Archive for October, 2009

Catch Up

When you can’t do question 1i), let alone 1ii), let alone questions 2) or 3), and have been trying to do so for over an hour – and when you couldn’t do the last homework either but had to work through with the solutions – and when you don’t even understand the lecture notes four lectures in – …

Time to blog!

Erm, so yes! We’ve had internet for a while now, but let’s just say that fourth year doesn’t get any less busy than the previous three. That’s in a good way, mostly, but the new routine and the new house and the new people-circumstances are still taking some getting used to.
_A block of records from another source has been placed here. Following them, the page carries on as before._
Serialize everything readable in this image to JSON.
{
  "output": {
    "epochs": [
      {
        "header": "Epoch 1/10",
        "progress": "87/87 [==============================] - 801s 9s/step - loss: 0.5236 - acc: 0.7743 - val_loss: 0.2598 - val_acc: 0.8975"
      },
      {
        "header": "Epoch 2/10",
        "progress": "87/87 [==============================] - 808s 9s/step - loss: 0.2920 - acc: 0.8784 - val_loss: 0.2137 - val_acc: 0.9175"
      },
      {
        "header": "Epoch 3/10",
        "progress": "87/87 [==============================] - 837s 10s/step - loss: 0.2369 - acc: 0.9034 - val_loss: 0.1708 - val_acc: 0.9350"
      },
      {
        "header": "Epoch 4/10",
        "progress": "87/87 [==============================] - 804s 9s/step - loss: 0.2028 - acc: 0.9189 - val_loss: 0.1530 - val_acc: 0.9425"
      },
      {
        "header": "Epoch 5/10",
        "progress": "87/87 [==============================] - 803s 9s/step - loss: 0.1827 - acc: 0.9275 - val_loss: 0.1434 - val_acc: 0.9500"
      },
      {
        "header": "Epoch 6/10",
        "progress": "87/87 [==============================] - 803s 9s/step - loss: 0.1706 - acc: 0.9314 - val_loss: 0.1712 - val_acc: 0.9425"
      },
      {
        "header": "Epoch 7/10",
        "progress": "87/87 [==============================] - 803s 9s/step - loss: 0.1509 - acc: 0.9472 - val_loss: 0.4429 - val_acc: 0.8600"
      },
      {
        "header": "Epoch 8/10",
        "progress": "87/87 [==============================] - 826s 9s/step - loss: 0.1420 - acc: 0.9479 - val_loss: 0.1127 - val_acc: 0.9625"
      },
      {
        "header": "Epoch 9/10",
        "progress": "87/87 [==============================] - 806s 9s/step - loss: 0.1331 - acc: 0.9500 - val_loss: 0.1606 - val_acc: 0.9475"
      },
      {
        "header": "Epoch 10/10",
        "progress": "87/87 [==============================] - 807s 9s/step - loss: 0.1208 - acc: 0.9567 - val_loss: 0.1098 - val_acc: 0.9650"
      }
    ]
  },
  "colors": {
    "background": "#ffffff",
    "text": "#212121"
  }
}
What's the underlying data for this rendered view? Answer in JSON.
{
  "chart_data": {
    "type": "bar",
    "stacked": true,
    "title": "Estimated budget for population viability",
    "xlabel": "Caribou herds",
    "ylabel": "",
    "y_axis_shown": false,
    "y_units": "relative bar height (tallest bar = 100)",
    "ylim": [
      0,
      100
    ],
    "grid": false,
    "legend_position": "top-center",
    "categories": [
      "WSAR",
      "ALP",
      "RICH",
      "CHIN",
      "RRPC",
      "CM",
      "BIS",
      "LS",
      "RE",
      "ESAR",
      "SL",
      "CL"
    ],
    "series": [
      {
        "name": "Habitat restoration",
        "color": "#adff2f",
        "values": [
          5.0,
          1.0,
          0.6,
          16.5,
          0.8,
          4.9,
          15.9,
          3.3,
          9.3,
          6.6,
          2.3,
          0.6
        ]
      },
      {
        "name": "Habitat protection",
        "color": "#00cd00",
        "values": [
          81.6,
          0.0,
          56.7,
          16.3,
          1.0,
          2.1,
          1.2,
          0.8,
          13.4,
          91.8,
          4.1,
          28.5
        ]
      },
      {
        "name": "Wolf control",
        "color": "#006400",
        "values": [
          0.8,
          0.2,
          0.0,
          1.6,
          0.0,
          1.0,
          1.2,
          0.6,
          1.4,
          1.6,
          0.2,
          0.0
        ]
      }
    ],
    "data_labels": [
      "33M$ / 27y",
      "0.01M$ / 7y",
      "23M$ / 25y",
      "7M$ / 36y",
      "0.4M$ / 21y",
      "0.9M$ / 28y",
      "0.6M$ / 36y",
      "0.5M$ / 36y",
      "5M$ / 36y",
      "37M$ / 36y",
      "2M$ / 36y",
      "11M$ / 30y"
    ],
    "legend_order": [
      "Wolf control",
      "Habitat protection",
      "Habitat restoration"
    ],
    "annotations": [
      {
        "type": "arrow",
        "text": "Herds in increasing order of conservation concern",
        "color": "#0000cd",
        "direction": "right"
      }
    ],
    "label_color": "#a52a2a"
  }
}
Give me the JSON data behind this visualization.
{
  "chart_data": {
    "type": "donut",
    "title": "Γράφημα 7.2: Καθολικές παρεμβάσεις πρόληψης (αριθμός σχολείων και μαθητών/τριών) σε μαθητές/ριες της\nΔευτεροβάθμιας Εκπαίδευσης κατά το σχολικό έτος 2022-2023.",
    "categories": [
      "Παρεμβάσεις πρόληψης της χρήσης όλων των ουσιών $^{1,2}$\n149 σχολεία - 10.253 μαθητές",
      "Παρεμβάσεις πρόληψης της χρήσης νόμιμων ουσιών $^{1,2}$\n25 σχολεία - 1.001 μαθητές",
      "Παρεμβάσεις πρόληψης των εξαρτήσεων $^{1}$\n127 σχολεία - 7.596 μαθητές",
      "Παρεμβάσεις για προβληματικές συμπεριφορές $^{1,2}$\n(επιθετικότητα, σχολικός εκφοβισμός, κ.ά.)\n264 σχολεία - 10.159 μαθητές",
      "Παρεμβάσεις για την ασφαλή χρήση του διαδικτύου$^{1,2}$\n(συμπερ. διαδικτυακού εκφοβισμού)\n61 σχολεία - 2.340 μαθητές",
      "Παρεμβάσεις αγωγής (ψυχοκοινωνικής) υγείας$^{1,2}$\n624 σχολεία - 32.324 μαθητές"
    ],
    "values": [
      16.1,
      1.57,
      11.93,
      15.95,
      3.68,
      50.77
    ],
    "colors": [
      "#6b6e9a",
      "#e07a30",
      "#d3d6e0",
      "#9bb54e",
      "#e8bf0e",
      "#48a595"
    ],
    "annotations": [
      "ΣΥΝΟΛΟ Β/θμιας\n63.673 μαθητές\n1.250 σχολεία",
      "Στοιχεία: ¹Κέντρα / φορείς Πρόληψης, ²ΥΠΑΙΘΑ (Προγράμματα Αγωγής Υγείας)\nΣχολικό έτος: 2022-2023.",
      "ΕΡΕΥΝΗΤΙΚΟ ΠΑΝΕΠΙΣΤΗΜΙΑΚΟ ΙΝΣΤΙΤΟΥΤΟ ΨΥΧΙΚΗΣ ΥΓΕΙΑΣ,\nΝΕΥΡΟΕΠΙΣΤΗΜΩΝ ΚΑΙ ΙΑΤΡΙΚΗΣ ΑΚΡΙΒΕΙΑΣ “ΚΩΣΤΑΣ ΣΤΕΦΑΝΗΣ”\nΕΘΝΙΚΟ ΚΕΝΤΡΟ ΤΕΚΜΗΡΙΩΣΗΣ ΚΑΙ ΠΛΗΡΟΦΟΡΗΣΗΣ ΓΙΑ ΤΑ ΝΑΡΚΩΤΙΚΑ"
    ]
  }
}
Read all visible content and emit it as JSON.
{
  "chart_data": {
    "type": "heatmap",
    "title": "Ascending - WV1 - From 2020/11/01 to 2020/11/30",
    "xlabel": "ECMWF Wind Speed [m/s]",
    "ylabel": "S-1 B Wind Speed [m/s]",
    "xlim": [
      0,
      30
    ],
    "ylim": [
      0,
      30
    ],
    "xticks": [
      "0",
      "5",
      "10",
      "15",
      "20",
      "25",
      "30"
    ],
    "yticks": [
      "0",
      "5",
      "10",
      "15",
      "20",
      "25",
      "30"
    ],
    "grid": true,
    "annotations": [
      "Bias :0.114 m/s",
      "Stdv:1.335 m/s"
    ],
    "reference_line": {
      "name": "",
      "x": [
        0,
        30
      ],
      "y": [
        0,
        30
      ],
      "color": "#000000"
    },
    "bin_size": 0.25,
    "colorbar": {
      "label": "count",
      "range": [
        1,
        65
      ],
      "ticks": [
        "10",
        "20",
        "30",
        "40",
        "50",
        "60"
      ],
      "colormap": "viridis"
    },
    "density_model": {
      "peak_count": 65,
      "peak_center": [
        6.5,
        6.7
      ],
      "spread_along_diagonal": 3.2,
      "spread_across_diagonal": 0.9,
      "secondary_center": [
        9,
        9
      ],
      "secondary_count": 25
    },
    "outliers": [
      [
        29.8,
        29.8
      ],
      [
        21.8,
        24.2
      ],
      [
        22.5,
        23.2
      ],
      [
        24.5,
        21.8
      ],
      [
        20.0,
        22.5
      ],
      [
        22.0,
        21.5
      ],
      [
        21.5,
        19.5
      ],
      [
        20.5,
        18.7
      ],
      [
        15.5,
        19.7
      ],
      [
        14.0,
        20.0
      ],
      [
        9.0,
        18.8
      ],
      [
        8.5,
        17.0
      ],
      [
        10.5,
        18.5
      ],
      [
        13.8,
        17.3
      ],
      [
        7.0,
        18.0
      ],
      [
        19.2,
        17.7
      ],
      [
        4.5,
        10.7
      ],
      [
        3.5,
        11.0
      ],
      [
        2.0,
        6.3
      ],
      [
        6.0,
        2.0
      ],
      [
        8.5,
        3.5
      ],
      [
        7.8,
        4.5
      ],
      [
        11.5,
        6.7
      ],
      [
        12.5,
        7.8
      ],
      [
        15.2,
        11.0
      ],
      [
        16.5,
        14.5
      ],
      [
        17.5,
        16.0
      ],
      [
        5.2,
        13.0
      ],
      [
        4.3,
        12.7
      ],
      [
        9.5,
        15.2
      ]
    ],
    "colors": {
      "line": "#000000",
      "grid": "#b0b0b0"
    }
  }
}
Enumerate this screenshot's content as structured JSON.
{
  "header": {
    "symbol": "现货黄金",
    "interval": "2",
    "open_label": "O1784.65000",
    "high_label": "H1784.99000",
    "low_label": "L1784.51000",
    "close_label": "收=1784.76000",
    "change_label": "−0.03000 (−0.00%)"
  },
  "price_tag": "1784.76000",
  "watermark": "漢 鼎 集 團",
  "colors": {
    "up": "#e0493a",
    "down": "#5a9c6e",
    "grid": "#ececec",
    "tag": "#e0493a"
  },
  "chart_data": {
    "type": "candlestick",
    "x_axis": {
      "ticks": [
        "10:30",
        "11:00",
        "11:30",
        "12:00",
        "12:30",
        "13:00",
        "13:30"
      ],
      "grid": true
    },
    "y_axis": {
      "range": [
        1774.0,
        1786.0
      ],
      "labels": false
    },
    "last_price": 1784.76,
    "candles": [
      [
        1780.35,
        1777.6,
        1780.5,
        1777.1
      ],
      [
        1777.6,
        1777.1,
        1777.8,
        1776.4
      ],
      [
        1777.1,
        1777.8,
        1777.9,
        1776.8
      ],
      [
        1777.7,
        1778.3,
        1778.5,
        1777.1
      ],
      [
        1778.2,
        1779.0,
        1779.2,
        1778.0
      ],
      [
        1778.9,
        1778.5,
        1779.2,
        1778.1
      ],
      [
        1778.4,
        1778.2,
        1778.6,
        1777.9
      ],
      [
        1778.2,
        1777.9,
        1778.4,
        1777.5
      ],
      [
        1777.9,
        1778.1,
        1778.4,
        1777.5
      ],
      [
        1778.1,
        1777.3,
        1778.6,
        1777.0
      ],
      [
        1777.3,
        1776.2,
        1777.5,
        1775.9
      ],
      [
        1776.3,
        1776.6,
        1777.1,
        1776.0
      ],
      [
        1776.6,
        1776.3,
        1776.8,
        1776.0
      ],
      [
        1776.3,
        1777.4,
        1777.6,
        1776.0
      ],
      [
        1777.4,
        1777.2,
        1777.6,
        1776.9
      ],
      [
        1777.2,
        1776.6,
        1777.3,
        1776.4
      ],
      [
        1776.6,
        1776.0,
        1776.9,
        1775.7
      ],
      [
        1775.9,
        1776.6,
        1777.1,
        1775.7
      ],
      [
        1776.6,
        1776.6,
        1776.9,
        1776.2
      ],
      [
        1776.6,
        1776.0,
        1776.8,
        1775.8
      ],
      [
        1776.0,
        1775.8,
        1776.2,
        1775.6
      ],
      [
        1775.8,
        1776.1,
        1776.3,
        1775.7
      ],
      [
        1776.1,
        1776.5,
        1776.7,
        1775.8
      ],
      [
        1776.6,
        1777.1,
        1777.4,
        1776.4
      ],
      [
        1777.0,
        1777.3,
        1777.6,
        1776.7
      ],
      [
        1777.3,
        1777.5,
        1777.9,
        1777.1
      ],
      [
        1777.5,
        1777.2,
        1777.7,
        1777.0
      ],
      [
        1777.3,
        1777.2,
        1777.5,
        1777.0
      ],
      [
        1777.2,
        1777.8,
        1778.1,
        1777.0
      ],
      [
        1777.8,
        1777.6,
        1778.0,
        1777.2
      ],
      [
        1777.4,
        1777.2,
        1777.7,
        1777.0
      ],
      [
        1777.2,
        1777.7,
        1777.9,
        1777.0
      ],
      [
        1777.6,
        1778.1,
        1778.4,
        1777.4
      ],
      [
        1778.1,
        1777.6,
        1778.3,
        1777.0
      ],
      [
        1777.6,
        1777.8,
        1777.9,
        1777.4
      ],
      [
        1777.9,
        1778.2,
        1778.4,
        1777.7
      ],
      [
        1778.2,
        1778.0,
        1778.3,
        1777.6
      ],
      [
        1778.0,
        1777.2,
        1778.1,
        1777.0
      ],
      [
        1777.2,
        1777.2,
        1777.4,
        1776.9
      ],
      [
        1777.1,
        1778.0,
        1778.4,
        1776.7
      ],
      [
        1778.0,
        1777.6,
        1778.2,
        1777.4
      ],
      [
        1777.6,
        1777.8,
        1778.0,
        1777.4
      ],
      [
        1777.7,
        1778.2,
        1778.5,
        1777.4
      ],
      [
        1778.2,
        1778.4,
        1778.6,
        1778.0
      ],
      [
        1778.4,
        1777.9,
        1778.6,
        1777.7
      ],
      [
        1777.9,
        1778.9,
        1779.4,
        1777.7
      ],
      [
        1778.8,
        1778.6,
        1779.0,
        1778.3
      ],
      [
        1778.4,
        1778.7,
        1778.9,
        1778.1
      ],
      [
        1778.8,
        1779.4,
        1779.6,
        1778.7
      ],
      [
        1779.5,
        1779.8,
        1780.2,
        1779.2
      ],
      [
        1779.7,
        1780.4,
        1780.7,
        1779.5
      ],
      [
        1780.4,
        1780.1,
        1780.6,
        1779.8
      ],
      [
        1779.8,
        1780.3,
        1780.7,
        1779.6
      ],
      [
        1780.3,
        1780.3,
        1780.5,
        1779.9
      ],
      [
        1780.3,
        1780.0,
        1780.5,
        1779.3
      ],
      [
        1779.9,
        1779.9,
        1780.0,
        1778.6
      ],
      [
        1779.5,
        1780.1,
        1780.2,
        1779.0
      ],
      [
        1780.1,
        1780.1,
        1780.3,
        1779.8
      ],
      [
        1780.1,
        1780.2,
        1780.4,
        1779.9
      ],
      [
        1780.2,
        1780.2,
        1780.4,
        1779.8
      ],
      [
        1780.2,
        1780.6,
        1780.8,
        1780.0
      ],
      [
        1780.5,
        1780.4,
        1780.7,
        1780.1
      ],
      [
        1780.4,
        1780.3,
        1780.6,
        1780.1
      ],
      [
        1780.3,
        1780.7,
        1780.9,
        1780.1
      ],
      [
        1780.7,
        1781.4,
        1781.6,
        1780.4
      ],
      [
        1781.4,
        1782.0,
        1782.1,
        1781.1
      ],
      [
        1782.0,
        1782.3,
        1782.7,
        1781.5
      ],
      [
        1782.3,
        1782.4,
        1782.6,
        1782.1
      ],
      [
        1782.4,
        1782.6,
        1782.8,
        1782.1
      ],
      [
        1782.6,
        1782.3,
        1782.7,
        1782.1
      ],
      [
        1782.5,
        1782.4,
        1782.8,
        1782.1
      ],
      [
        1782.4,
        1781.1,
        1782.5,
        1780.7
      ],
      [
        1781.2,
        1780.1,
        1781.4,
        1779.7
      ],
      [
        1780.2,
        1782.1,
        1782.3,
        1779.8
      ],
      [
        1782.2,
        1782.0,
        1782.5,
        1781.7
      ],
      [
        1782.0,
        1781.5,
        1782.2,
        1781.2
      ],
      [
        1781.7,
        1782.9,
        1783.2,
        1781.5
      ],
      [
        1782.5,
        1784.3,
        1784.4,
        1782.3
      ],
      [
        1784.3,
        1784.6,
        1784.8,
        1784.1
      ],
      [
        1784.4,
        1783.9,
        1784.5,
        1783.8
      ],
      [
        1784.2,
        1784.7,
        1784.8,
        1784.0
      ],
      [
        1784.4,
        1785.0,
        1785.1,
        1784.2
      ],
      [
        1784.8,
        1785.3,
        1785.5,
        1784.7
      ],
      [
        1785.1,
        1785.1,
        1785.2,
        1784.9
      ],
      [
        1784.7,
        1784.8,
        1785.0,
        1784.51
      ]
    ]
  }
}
I am still trying to learn to spend time on my own in the house positively, and more importantly I am still trying to learn how to work again, as it’s something I basically haven’t been doing for eighteen months, and, well, you just get out of the habit. I’m doing a lot better than I thought I would, actually, but I think I still give up too easily when the going gets tough – and that’s still way too often. The pressure’s on, to say the least.

In other news, J continues to be wonderful, I’m doing quite a bit with Quaker Meeting (and seriously considering applying for membership; explanation may follow in a subsequent post), and my Mum thinks I’m bipolar (, which I think is utter rubbish). I got out my clarinet the other day and had no lip muscles left whatsoever.

And that’s about it, really! I need to go and make lunch and head out. Oh, except that when I have a chance I will take some pictures of my new house, because it’s kinda cool, and some pictures of the garment that I made the week before coming back to Durham and am so incredibly proud of!

A Note On The Door

(I am still here, I am still alive, I am back in Durham where the internet has yet to grace our house with its presence. Nice to start with, but increasingly annoying when everything in the university relies on it. In the words of Christopher Robin, BISY BACKSON.)

Still At Home

I am ill. Not scary swine flu ill, but ill enough to feel pretty shit and not to have used the train ticket that I had booked for going up to Durham on Saturday. This sucks, although as lectures don’t start ’til Thursday and I was planning on avoiding all things Fresher-related anyway, I guess the timing could be worse.

My Dad is convinced that I have brought on the illness by anxiety, and as such the path to getting better is to leap out of bed, (wo)man up, and deal with it accordingly. I am yet trying to convince him that as much as there may possibly have been anxiety-related incidents involving crying and shaking and burying into duvets, a bug is a bug and the prospect of travelling again is even less inviting if I haven’t first got rid of it, which I can’t do by willpower alone. Grump. Parents. If he’s trying to persuade me that staying at home isn’t such a great option after all, he’s doing a bloody good job of it.

However the upside of one of the above incidents is that after yet another well-intentioned invitation to Talk About Things To Us, I am increasingly sure that I am going to take a gap year after university. Or a gap six months – whatever – because the wonderful freedom about leaving the educational system is that no longer will my life have to revolve around September starts and May exams. Maybe I’ll work, maybe I’ll travel, or maybe I’ll just stay at home and remember what bonfire smoke smells like in south Birmingham on November 5th, but what I will not do is refuse to give myself time and space to breathe. Maybe, just maybe, my ideal job will come up in the meantime and I’ll go straight to there.

But I won’t have to, because I will be free! I think that I need that light at the end of the tunnel.